Argentina finalizou 73 vezes desde último gol e tem seu pior ataque nas eliminatórias

06/10/2017 10:35:00
Falta de pontaria tem sido principal problema do time de Sampaoli, que até agora só comemorou um gol em jogo oficial, contra. Ataque só não é pior que o da Bolívia

Desde o minuto 15 do primeiro tempo da vitória por 1 a 0 da Argentina contra o Chile, na 13ª rodada das eliminatórias, há sete meses e meio, um jogador argentino não balança as redes por um jogo oficial.
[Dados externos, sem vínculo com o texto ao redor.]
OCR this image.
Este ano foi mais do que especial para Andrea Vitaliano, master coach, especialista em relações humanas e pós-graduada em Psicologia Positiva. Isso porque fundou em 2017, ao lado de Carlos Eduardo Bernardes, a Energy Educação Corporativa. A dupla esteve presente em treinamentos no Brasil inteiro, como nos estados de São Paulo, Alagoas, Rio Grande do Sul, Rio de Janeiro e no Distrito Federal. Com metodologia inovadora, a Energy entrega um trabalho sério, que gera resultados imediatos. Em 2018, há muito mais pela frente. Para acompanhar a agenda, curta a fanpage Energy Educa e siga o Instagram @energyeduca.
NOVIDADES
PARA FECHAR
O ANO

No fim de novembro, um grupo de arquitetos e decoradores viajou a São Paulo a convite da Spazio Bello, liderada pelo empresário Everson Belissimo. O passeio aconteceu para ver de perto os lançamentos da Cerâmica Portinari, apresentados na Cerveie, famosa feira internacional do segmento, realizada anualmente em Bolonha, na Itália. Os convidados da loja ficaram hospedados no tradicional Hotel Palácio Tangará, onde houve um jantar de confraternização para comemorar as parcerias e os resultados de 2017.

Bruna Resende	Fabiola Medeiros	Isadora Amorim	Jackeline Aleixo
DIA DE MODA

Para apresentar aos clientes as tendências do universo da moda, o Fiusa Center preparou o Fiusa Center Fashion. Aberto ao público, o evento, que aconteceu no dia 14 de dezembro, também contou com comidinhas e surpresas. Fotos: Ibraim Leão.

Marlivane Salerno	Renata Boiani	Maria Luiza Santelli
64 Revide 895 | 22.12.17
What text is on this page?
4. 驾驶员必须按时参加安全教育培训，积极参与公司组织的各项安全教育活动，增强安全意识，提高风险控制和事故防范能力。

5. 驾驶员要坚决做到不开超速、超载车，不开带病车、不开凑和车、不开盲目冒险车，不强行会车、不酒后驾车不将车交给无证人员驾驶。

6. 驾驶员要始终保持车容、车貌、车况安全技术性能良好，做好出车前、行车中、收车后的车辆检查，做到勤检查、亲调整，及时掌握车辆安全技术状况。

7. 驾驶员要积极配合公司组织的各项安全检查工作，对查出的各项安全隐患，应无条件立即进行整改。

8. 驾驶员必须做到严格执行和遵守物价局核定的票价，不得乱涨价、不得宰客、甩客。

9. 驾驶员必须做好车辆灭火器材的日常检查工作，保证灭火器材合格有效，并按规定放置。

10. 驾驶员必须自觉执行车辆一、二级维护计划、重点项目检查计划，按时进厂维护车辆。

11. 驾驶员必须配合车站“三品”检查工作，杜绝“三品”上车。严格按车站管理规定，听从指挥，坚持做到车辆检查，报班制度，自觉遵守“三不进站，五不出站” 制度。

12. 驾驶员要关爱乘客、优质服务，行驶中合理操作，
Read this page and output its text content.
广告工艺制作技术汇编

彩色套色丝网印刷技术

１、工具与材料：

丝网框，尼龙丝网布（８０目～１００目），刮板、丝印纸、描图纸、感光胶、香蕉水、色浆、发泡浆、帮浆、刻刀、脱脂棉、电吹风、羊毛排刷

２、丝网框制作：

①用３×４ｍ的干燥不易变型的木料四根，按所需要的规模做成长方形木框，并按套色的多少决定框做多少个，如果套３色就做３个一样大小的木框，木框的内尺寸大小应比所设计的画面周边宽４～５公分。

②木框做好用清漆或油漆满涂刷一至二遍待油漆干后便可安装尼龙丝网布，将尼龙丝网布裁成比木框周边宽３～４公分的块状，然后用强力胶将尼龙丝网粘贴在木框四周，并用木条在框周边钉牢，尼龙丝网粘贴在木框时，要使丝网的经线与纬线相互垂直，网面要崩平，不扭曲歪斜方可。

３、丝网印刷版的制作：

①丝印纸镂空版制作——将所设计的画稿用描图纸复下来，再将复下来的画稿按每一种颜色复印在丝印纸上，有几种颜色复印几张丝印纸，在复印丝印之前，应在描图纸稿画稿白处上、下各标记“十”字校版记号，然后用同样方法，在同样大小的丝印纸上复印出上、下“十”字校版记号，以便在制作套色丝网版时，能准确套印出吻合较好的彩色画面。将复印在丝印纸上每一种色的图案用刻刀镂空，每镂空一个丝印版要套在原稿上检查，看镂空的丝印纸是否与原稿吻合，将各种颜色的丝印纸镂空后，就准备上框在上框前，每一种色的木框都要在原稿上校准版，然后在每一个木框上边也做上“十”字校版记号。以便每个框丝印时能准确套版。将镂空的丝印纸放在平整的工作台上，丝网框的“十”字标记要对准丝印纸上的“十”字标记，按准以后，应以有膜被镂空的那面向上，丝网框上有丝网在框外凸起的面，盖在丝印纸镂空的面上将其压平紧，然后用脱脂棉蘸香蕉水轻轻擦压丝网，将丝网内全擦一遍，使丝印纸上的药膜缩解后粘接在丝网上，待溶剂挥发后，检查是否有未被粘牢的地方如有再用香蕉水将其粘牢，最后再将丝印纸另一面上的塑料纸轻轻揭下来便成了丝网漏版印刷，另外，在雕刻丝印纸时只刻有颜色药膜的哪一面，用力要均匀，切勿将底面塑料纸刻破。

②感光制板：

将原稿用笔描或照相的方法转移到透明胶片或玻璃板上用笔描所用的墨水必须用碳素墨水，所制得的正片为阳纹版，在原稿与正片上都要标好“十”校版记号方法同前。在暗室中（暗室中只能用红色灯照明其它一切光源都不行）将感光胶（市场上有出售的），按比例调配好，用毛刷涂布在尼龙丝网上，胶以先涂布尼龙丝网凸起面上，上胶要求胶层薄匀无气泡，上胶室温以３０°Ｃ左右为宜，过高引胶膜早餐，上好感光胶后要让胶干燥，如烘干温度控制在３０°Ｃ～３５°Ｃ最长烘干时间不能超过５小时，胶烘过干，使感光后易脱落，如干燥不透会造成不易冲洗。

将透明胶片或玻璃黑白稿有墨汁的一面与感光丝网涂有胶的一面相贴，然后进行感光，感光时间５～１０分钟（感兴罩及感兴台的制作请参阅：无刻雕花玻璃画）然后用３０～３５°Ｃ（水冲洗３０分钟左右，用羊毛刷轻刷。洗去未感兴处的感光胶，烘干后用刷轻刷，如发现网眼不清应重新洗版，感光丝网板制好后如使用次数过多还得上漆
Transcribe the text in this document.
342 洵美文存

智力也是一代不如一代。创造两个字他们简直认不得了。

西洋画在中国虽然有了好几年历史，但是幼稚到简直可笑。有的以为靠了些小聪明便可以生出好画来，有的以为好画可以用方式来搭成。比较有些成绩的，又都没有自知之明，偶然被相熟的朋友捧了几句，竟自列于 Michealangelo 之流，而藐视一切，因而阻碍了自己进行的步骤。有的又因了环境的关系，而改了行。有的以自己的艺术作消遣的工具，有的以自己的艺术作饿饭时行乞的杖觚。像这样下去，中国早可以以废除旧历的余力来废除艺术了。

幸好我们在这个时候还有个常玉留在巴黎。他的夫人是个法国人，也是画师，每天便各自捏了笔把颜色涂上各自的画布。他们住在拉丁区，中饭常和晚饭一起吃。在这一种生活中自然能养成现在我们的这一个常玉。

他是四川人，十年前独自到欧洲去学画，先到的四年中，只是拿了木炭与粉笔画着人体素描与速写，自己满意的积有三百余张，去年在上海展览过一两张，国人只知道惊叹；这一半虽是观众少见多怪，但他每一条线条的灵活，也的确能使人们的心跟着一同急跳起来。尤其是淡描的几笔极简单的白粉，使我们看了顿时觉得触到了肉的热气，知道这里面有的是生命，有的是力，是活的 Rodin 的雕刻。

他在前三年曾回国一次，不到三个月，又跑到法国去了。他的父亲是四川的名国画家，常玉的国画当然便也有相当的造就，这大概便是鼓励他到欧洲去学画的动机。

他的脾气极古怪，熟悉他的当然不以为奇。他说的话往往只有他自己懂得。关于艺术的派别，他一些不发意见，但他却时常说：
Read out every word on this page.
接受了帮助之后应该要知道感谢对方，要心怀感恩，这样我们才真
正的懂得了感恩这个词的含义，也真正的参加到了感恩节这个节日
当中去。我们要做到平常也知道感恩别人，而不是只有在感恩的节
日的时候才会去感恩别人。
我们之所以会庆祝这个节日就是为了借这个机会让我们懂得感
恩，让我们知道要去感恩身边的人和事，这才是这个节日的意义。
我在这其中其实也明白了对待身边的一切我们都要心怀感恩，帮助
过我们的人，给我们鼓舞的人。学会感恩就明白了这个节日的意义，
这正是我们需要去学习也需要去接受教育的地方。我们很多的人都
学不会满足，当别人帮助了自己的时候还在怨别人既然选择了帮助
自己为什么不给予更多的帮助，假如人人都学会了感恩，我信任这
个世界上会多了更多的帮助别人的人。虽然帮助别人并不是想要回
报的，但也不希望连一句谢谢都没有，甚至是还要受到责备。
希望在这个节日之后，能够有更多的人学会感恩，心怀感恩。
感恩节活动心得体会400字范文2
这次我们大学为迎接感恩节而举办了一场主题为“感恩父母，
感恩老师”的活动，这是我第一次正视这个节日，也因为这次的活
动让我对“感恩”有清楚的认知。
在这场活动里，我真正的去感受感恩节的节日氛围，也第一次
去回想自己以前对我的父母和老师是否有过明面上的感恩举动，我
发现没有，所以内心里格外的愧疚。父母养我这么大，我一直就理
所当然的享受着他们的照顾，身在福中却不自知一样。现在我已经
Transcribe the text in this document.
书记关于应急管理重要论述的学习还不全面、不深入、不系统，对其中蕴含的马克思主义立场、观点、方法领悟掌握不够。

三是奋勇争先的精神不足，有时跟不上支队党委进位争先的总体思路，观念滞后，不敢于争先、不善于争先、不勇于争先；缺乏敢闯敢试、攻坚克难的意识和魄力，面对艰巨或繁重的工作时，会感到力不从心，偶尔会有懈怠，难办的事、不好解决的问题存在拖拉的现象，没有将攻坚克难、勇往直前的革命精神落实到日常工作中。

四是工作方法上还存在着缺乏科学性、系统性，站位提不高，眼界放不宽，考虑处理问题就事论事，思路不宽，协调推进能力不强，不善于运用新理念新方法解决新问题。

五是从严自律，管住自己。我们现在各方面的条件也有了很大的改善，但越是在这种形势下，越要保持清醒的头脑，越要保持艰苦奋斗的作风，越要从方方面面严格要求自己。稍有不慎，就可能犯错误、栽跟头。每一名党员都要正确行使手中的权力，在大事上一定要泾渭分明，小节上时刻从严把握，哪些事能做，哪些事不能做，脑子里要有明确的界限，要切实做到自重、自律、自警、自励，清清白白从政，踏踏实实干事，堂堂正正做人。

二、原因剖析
Naquele instante, Messi fazia, de pênalti, o gol daquele triunfo. Mas não é por falta de tentativas que a seca argentina persiste. Foram 73 finalizações de lá para cá. Nenhum gol. O único que marcou pela Argentina no período foi o lateral Feltscher, da... Venezuela.

O dado explica muito o drama que o país vive para tentar ir à Rússia no ano que vem. É uma realidade que se intensificou com Sampaoli à frente da equipe e chegou ao nível máximo nesta quinta-feira, no empate por 0 a 0 com o Peru. Na Bombonera, a Albiceleste chutou 22 vezes ao gol. Acertou a direção seis vezes, mas não balançou as redes. Os dados são da empresa de estatísticas, Opta. Mas o técnico argentino prefere ver a metade cheia do copo. Vê a alta produtividade do time como um indício de que estão no caminho certo.


– Estamos vendo uma seleção muito contundente no que busca e encontra em cada jogo. Essa é a defesa de uma ideia de protagonismo e superioridade que guia a Argentina em cada encontro. Nos enche de otimismo saber que na última partida que temos que ganhar para a classificação está em quatro dias e estamos bem, apesar de que o resultado seja diferente do que estou dizendo – avaliou Sampaoli, reconhecendo no fim que falta o principal: o gol.

A falta de pontaria é um problema. Das 73 finalizações realizadas pela Argentina desde o gol de Messi diante dos chilenos, apenas 21 tomaram o rumo do gol, ou seja, 28%. Sampaoli ainda não viu um jogador sob seu comando marcar pelas eliminatórias. Ele lamenta a situação, mas reconhece que é difícil seguir tudo como foi planejado.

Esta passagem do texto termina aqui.